Jean Ladrière, Les enjeux de la rationalité. Le défi de la science et de la technologie aux cultures, Paris, Aubier-Montaigne/Unesco, 1977, p. 53.

[…] Or, il semble bien que l’on ne puisse situer adéquatement la technologie moderne sans mettre en évidence la différence qualitative qui la sépare des états antérieurs de la technologie. Ce qui est essentiel, ce n’est pas l’ordre de grandeur des effets, l’incidence pratique des procédés utilisés ou la beauté intrinsèque des moyens imaginés. On a souligné le rôle décisif qu’ont joué dans l’histoire de la civilisation des inventions comme celle du feu ou de la roue, l’apparition de méthodes de traitement des phénomènes naturels tels que l’agriculture, l’élevage ou le traitement des métaux. On a montré tout ce que certaines formes anciennes de technologie ont pu avoir d’élégant, d’ingénieux, d’efficace et parfois d’insurpassable. Des critères comme l’ampleur des conséquences, l’habileté des méthodes ou l’efficacité des moyens ne sont sans doute pas très différentiels. Ce qui paraît décisif, c’est le mode d’évolution. La technologie ancienne s’est développée de façon très lente, sur une base qui paraît avoir été essentiellement pratique, ce qui ne veut pas dire qu’elle n’ait pas eu un caractère hautement rationnel. Il semble bien que ce soit avant tout par l’observation comparée des moyens et des effets que l’on a progressé, donc à partir d’une critique raisonnée des pratiques empiriques. Par ailleurs, et c’était du reste inévitable dans ces conditions, les inventions ne semblent pas avoir eu un caractère systématique : le hasard a joué un rôle important, et cela explique sans doute la lenteur du développement à ses débuts.

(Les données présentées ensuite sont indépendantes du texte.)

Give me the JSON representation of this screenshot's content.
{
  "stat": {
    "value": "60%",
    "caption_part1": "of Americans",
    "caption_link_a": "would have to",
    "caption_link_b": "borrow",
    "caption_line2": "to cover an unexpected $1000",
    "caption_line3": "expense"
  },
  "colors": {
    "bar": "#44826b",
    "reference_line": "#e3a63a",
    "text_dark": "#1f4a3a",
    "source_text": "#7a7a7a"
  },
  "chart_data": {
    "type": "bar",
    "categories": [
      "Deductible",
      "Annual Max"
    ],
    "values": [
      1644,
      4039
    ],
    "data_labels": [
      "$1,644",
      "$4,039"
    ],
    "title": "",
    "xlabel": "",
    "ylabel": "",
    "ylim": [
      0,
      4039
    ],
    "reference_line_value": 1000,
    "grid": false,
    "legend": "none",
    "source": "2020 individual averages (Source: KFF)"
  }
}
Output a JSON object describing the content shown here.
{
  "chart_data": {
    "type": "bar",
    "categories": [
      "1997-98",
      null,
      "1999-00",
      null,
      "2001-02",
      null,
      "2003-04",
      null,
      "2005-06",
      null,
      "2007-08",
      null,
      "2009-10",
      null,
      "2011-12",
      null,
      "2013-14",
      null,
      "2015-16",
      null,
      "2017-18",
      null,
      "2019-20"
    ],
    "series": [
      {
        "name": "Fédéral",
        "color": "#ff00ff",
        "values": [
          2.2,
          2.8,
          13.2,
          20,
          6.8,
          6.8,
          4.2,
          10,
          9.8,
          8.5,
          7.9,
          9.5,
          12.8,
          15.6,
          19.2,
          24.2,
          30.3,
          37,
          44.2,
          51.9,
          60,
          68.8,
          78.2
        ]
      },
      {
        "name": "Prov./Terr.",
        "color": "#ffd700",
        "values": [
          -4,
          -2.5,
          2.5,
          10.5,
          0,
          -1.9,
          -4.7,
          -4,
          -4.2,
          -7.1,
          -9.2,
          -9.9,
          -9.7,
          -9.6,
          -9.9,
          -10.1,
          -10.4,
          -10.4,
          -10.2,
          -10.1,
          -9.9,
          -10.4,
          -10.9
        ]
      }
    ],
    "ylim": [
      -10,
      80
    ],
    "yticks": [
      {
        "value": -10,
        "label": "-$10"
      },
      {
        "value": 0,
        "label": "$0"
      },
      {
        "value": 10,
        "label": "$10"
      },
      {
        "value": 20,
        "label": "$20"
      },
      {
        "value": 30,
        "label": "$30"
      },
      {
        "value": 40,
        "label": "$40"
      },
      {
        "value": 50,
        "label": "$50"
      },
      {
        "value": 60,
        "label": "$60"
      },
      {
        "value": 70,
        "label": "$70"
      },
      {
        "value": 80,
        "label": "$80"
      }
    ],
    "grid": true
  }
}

On pourrait résumer tous ces caractères en disant que la technologie ancienne est essentiellement un ensemble de savoir-faire d’ordre pratique, dépourvu de véritable justification théorique. On savait comment produire tel ou tel effet, on n’était pas – du moins en général – en mesure d’expliquer pourquoi tel type d’action entraînait tel effet. Bien entendu, on pouvait entourer un savoir-faire déterminé de tout un contexte de justifications d’ordre mythologique, qui pouvaient être elles-mêmes fort ingénieuses et avoir une grande efficacité sociale. Mais une justification acceptable par un groupe donné à un certain moment de son évolution culturelle n’est pas une explication. Du reste, on a parfaitement pu se passer de telles justifications à certaines époques et dans certaines cultures : l’efficacité observée jouait alors seule le rôle de critère justificatif.